The process of paperwork that follows a death is a painful erasing. I am told to erase you from my bank account, insurance, car title, 401K. Your passport was received by me with “expired” stamped over it and holes punched through it along with the paperwork that accompanied your casket and “you” back to the States.
Your social security card is in our little fireproof box where I’d so neatly organized everything- in a little orange envelope labeled “social security cards.” I memorized your number because I needed it for so many of the practical things I’d been in charge of. I don’t even know Audrey’s yet. Your signature on your card is one I’d never known- it’s your younger self’s attempt at cursive. On the back of the card it says, “Do not laminate.” Yours is laminated.
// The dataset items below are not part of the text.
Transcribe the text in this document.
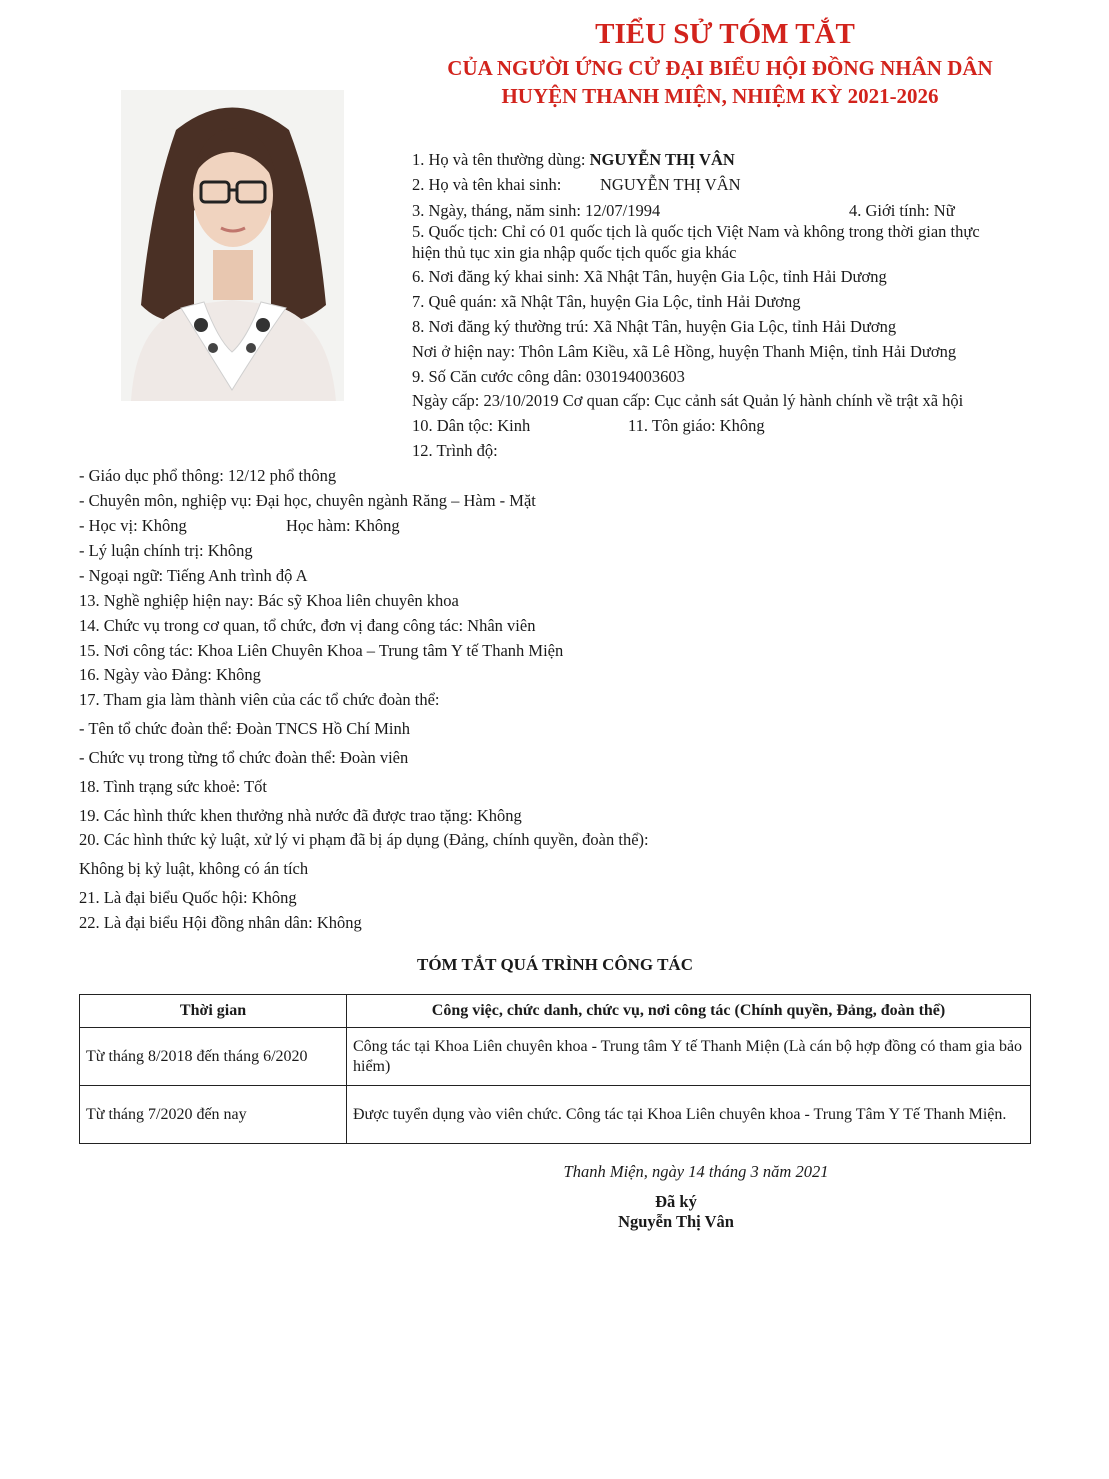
TIỂU SỬ TÓM TẮT
CỦA NGƯỜI ỨNG CỬ ĐẠI BIỂU HỘI ĐỒNG NHÂN DÂN
HUYỆN THANH MIỆN, NHIỆM KỲ 2021-2026
1. Họ và tên thường dùng: NGUYỄN THỊ VÂN
2. Họ và tên khai sinh: NGUYỄN THỊ VÂN
3. Ngày, tháng, năm sinh: 12/07/1994	4. Giới tính: Nữ
5. Quốc tịch: Chỉ có 01 quốc tịch là quốc tịch Việt Nam và không trong thời gian thực
hiện thủ tục xin gia nhập quốc tịch quốc gia khác
6. Nơi đăng ký khai sinh: Xã Nhật Tân, huyện Gia Lộc, tỉnh Hải Dương
7. Quê quán: xã Nhật Tân, huyện Gia Lộc, tỉnh Hải Dương
8. Nơi đăng ký thường trú: Xã Nhật Tân, huyện Gia Lộc, tỉnh Hải Dương
Nơi ở hiện nay: Thôn Lâm Kiều, xã Lê Hồng, huyện Thanh Miện, tỉnh Hải Dương
9. Số Căn cước công dân: 030194003603
Ngày cấp: 23/10/2019 Cơ quan cấp: Cục cảnh sát Quản lý hành chính về trật xã hội
10. Dân tộc: Kinh	11. Tôn giáo: Không
12. Trình độ:
- Giáo dục phổ thông: 12/12 phổ thông
- Chuyên môn, nghiệp vụ: Đại học, chuyên ngành Răng – Hàm - Mặt
- Học vị: Không	Học hàm: Không
- Lý luận chính trị: Không
- Ngoại ngữ: Tiếng Anh trình độ A
13. Nghề nghiệp hiện nay: Bác sỹ Khoa liên chuyên khoa
14. Chức vụ trong cơ quan, tổ chức, đơn vị đang công tác: Nhân viên
15. Nơi công tác: Khoa Liên Chuyên Khoa – Trung tâm Y tế Thanh Miện
16. Ngày vào Đảng: Không
17. Tham gia làm thành viên của các tổ chức đoàn thể:
- Tên tổ chức đoàn thể: Đoàn TNCS Hồ Chí Minh
- Chức vụ trong từng tổ chức đoàn thể: Đoàn viên
18. Tình trạng sức khoẻ: Tốt
19. Các hình thức khen thưởng nhà nước đã được trao tặng: Không
20. Các hình thức kỷ luật, xử lý vi phạm đã bị áp dụng (Đảng, chính quyền, đoàn thể):
Không bị kỷ luật, không có án tích
21. Là đại biểu Quốc hội: Không
22. Là đại biểu Hội đồng nhân dân: Không
TÓM TẮT QUÁ TRÌNH CÔNG TÁC
Thời gian	Công việc, chức danh, chức vụ, nơi công tác (Chính quyền, Đảng, đoàn thể)
Từ tháng 8/2018 đến tháng 6/2020	Công tác tại Khoa Liên chuyên khoa - Trung tâm Y tế Thanh Miện (Là cán bộ hợp đồng có tham gia bảo hiểm)
Từ tháng 7/2020 đến nay	Được tuyển dụng vào viên chức. Công tác tại Khoa Liên chuyên khoa - Trung Tâm Y Tế Thanh Miện.
Thanh Miện, ngày 14 tháng 3 năm 2021
Đã ký
Nguyễn Thị Vân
To counter all of the erasing I must do, I create. A glass jewelry box to hold the items you gave me, a teddy bear with your voice in it, and these words…all these words.
I haven’t done most of the erasing yet, though I know I “should.” I feel a pressure – from myself- to get most of it done by the one year. To free up space in my mind for new ideas- less erasing, more creating. But I take my time. Time to understand this reality- because I had absolutely no preparation. I must ready myself the idea. It takes many months to feel ready to remove you from our bank account. The one I opened in Park Slope right after we got married. The one I happily deposited all of those wedding gift checks into when we started our life…and the one I tearfully deposited all of the funeral gifts into…”Did you get married?” I was asked by the teller. No. Once I did.